I especially miss my Dad, lately. I want so badly to show him my pup. My Dad loved to tell the story of when Mom was getting ill from her cancer, so he brought home a darling springer pup for her. Although my Mom absolutely adored springers, and animals in general, she was just not feeling up to taking care of a puppy, and had Dad take the puppy back. Yep, she KNEW who would be taking that puppy out in the middle of the night!
My Dad was heart broken, and said that he'd never forget driving that puppy to the breeders home. It was raining out, and he looked over beside him on that old pickup seat, and as he looked into those soulful springer eyes, he said, "We are just going to run away, you and me."
He couldn't stand having to take that precious animal back.
But, sometimes that is reality, and sometimes life hurts, and man, oh man... if you grow old, be prepared for your share of stabs to the heart!
I am getting to the point where occasionally I'll think about something regarding Kilchis and smile. It's rare, but I hope it keeps getting more and more like that. I know from past experience that it does, but this time, I'm going to have to experience it again, to believe it. My heart hurts so badly. It was this picture, that killed me, today.

My darling Kilchis
Mine sweet.

Does anyone know how to train a pup to not chew up his stuffed toys, and carry them with them, wherever they go? Use them as a pillow? Know the difference between "bunny" and "bear"?
But then, I'm sure that Willie will have his adorable habits of his own. He IS incredibly darling. "Angelic" is what I've heard. Everywhere I go with Willie, people stop to ooh and ahhh. He is totally and forever incredibly darling! His eyes? They stare through you with sweetness! He is SO cute!
I tried to take some videos of him, and they are on Youtube. One, he had to go to the bathroom (forever!) and I had to turn the camera off of him, because you can't take a video of that! The other just got cut off. I'll try again, next time we are home at the river.
Funny. Wherever I am, I call the other place "Home." I say things at both places like, "I'll do it when I get home." I find myself incredibly confused by it all, and I'm not sure I like it. I'm missing the river more and more, all the time. I miss waking up and hearing it, in the morning.

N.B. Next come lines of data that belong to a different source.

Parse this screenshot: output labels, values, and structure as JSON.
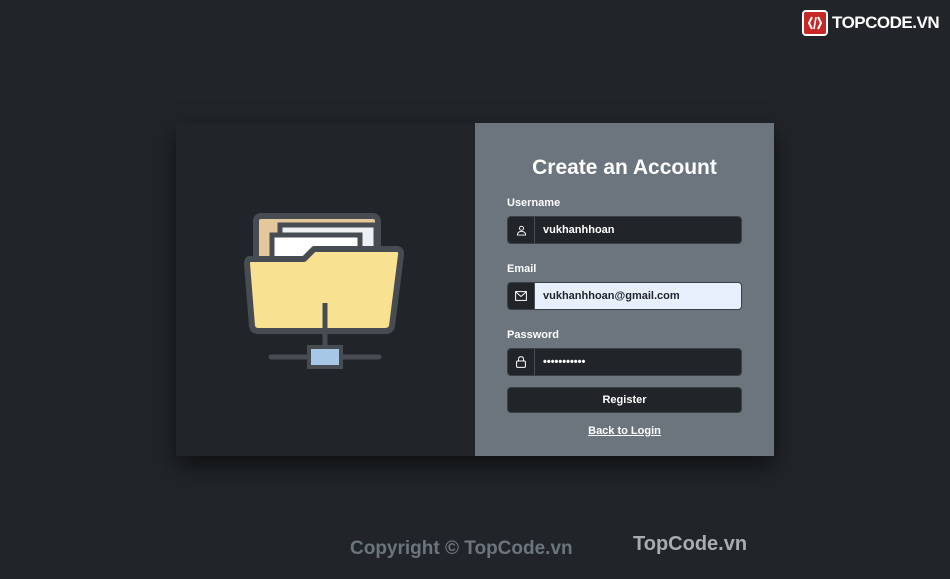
{
  "brand": {
    "logo_text": "TOPCODE.VN",
    "watermark": "TopCode.vn",
    "logo_color": "#c62828"
  },
  "form": {
    "title": "Create an Account",
    "username": {
      "label": "Username",
      "value": "vukhanhhoan",
      "icon": "user-icon"
    },
    "email": {
      "label": "Email",
      "value": "vukhanhhoan@gmail.com",
      "icon": "envelope-icon"
    },
    "password": {
      "label": "Password",
      "value": "•••••••••••",
      "icon": "lock-icon"
    },
    "register_label": "Register",
    "back_label": "Back to Login"
  },
  "illustration": {
    "icon": "shared-folder-icon"
  },
  "footer": {
    "copyright": "Copyright © TopCode.vn"
  },
  "colors": {
    "background": "#212529",
    "panel": "#6c757d",
    "input": "#212529",
    "autofill": "#e8f0fe"
  }
}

I miss hearing it as I go to bed. I miss walking there, on a whim, taking a break and breathing the fresh coastal air.
I guess, altogether, I miss the day to day familiarity with the rivers character. I miss knowing it, so intimately.
Perhaps when the boys are more adjusted, I can be "home" to the Kilchis more often. I'm not sure. I just need a place in Portland to do all my medical stuff.

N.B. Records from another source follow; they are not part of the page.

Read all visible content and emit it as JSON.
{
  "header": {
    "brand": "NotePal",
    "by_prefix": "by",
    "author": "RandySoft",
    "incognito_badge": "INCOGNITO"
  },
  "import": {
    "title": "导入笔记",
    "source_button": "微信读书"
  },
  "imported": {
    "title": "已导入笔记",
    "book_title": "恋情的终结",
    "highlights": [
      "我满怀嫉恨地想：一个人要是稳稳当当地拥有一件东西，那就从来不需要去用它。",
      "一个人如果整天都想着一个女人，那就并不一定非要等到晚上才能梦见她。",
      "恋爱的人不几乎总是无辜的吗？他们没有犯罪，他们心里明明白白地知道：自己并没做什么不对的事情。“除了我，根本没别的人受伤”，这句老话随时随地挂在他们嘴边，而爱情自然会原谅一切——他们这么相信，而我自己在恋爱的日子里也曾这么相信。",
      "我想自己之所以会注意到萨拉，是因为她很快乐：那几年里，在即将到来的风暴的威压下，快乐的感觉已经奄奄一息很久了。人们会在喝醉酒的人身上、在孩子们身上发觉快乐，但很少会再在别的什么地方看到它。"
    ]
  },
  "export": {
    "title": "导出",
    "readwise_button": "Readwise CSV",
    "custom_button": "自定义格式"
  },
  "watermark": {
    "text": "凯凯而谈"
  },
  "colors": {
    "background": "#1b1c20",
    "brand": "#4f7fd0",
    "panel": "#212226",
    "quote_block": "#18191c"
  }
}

The Kilchis is paradise for dog and owner, alike. There could be no better place for an animal to run and play and live. Oh, Willie loved it, there! I've never seen a more joyful puppy! Run! Play! Tumble! Get wet!

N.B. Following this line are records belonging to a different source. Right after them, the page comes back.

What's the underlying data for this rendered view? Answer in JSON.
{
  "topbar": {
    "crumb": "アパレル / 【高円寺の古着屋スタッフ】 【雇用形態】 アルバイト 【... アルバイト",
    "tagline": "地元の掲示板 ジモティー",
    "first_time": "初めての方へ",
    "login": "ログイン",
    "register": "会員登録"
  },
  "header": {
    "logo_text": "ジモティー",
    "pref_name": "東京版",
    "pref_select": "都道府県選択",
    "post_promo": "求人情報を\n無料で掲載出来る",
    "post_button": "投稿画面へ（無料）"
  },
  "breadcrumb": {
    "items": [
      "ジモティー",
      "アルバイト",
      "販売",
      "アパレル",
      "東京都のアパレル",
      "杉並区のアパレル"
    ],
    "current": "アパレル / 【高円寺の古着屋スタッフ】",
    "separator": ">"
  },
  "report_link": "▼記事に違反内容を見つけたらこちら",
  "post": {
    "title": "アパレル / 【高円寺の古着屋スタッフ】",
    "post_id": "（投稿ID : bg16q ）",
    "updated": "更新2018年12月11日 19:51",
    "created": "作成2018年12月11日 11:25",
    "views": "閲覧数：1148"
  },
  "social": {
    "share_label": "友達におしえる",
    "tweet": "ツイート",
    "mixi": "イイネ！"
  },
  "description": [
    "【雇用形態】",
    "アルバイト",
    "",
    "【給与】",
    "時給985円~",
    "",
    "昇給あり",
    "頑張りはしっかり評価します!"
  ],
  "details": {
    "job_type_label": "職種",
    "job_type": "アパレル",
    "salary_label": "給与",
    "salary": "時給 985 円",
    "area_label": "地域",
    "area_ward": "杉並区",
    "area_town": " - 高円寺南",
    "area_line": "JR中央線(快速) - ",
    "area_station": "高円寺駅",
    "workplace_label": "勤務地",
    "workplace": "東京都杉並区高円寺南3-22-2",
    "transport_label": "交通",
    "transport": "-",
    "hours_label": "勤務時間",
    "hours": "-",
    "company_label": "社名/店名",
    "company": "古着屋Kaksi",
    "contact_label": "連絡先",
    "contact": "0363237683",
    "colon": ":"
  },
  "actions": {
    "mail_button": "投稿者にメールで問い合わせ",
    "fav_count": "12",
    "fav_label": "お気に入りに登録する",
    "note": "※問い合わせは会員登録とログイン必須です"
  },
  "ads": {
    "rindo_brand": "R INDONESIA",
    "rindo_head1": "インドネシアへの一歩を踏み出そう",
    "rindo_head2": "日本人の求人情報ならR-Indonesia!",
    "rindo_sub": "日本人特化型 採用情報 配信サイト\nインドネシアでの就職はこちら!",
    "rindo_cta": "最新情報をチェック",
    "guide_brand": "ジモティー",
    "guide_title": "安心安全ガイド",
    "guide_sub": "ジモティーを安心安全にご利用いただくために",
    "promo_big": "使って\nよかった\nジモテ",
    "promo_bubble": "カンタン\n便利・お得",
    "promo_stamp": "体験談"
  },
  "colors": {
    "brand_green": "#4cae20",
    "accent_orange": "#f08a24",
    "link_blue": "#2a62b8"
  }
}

He loves the river and water, like none other I've seen. He fell in the river, when I was there. I panicked. He laughed! He did! He swam to shore with no direction, shook himself off, and rolled in the sand!
OK, I've worked myself into a mass of "missing the river and Kilchis!" now!
Guess I'll do something I can't, there. I think I'll go take a hot tub. Grab a cup of coffee, and warm up on this cool, crisp,Autumn Halloween Day!
BOO!
OH! I know what I'm looking forward to! Trick or treaters! I haven't had that experience in years! I can't wait! That, and taking down my Halloween decorations, and moving on to Thanksgiving! My little Thanksgiving candles and glittery leaves and squash and gourds. Yeah!
Happy Halloween, you guys!

Kilchis Funeral
Kilchi's funeral at the river, right next to Dee Dee and Hershey.